Autoimmune hepatitis

Case contributed by Dr Dalia Ibrahim

Presentation

Persistently elevated liver enzymes.

Patient Data

Age: 45 years
Gender: Female
CT

Liver shows the following:

  • cirrhotic changes with surface nodularity and hypertrophied caudate lobe
  • multiple bi-lobar patches of low attenuation (<10 HU attenuation in the non contrast phase and <25 HU in the portal venous phase), suggestive of hepatic steatosis
  • right hepatic lobe segment VI and left hepatic lobe segment IVa patches of contrast enhancement showing contrast enhancement at the early enhancement at the arterial and portal phases with no contrast wash out at the delayed phase, likely inflammatory in nature
  • signs of fibrosis evident by surface nodularity, widened preportal and gallbladder fossae

Portal hypertension and splenomegaly.

Mild abdominal and pelvic ascites.

MRI

On T2 fat sat sequences, the areas of hepatic steatosis appear evident of low signal. On T1 dual echo sequence, the signal intensity on the out-of-phase sequence is reduced by 35% as compared to the in-phase sequence.

No areas of abnormal signal or diffusion restriction corresponding to the areas of contrast enhancement that previously appeared on CT scan, which emphasize the possibility of inflammatory patches.
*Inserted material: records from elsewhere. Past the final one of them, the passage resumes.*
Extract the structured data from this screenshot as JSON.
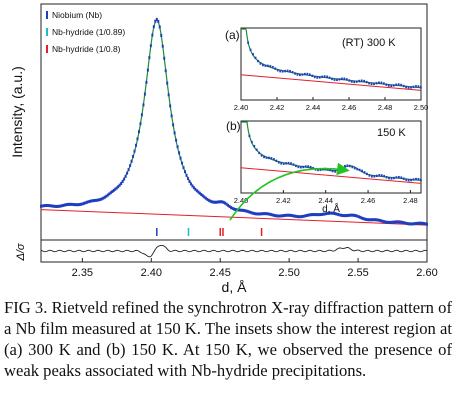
{
  "chart_data": [
    {
      "type": "line",
      "xlabel": "d, Å",
      "ylabel": "Intensity, (a.u.)",
      "residual_label": "Δ/σ",
      "xlim": [
        2.32,
        2.6
      ],
      "xticks": [
        "2.35",
        "2.40",
        "2.45",
        "2.50",
        "2.55",
        "2.60"
      ],
      "legend": [
        {
          "label": "Niobium (Nb)",
          "color": "#1f3fbf"
        },
        {
          "label": "Nb-hydride (1/0.89)",
          "color": "#22b8c8"
        },
        {
          "label": "Nb-hydride (1/0.8)",
          "color": "#e0202a"
        }
      ],
      "legend_position": "top-left",
      "peak": {
        "center": 2.404,
        "amplitude": 100,
        "width": 0.011
      },
      "background": {
        "start": 9.5,
        "end": 1.5
      },
      "weak_peaks": [
        {
          "center": 2.452,
          "amplitude": 2.2,
          "width": 0.006
        },
        {
          "center": 2.527,
          "amplitude": 2.5,
          "width": 0.012
        },
        {
          "center": 2.545,
          "amplitude": 2.0,
          "width": 0.012
        }
      ],
      "reflection_ticks": [
        {
          "series": "Niobium (Nb)",
          "positions": [
            2.404
          ],
          "color": "#1f3fbf"
        },
        {
          "series": "Nb-hydride (1/0.89)",
          "positions": [
            2.427
          ],
          "color": "#22b8c8"
        },
        {
          "series": "Nb-hydride (1/0.8)",
          "positions": [
            2.45,
            2.452,
            2.48
          ],
          "color": "#e0202a"
        }
      ],
      "colors": {
        "observed": "#1f3fbf",
        "calculated": "#1d8a3a",
        "background": "#e0202a",
        "residual": "#222222",
        "arrow": "#22c322"
      }
    },
    {
      "type": "line",
      "panel_label": "(a)",
      "annotation": "(RT) 300 K",
      "xlim": [
        2.4,
        2.5
      ],
      "xticks": [
        "2.40",
        "2.42",
        "2.44",
        "2.46",
        "2.48",
        "2.50"
      ]
    },
    {
      "type": "line",
      "panel_label": "(b)",
      "annotation": "150 K",
      "xlabel": "d, Å",
      "xlim": [
        2.4,
        2.485
      ],
      "xticks": [
        "2.40",
        "2.42",
        "2.44",
        "2.46",
        "2.48"
      ],
      "weak_peak": {
        "center": 2.452,
        "amplitude": 3.0
      }
    }
  ],
  "caption": "FIG 3. Rietveld refined the synchrotron X-ray diffraction pattern of a Nb film measured at 150 K. The insets show the interest region at (a) 300 K and (b) 150 K. At 150 K, we observed the presence of weak peaks associated with Nb-hydride precipitations."
}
No focal lesions distinctive for neoplastic lesions.

Enlarged gallbladder fossa.

Edematous gallbladder wall.

Photo

Biopsy revealed autoimmune hepatitis with marked fibrosis. Absence of hepatic steatosis is likely attributed to the site of the biopsy which is likely an area devoid of steatosis.

Laboratory work up for the patient:

  • elevated liver enzymes
  • elevated smooth muscle autoantibodies (SMA)
  • elevated IgM
  • negative viral hepatitis markers

Case Discussion

This is a middle aged woman complaining of continuous elevated liver enzymes. Her laboratory work up revealed elevated liver enzymes, negative hepatitis markers, elevated IgG, and smooth muscle autoantibodies (SMA) which were suggestive of autoimmune hepatitis. CT and MRI revealed liver cirrhosis with multiple lesions of fat density and signal on CT and MRI impressuve of hepatic steatosis, patchy lesions of contrast enhancement with no contrast wash out on the delayed phase, suggestive of inflammatory lesions, as well as indirect signs of hepatic fibrosis such as surface nodularity, ascites and widened preportal and gallbladder fossae.

Autoimmune hepatitis is usually diagnosed by biopsy, however, imaging might demonstrate characteristic features that may be helpful to distinguish this disease.

Autoimmune hepatitis is more common in women.

Autoimmune liver diseases are classified into:

Autoimmune hepatitis should be differentiated from viral hepatitis, alcoholic hepatitis and non-alcoholic fatty liver disease.

Diagnostic criteria of autoimmune hepatitis include:

  • elevated antinuclear antibodies,antismooth muscle antibodies
  • globulin level of more than 20 g/L
  • coexistence of non-hepatic autoimmune diseases, including autoimmune thyroiditis, rheumatoid arthritis, and systemic lupus
  • the elimination of other forms of hepatitis such as viral or toxic hepatitis
  • histologic examination findings consistent with AIH

Radiographic features of autoimmune hepatitis include:

  • hepatic steatosis is evident by lesions of low attenuation (<10 HU attenuation in the non-contrast phase and <25 HU in the portal venous phase). On MRI lesions appear of low signal on fat sat sequences and On T1 dual-echo sequence, the signal intensity on the out-of-phase sequence is reduced by >20% as compared to the in-phase sequences
  • fibrosis manifested as reticular or confluent areas of delayed enhancement
  • presence of porta-hepatis and portocaval lymph nodes
  • intra-hepatic biliary radicle dilatation mainly in the overlap syndrome, autoimmune hepatitis, and primary sclerosing cholangitis are the most common overlap syndrome
  • heterogeneous parenchymal enhancement which could be patchy, reticular, segmental, or lobar
  • patchy early enhancement after contrast administration has been attributed to recent hepatocellular damage and intense inflammatory infiltrates
  • fibrotic stage: evident by ascites, expanded gallbladder fossa, spleen size, and enlarged preportal space.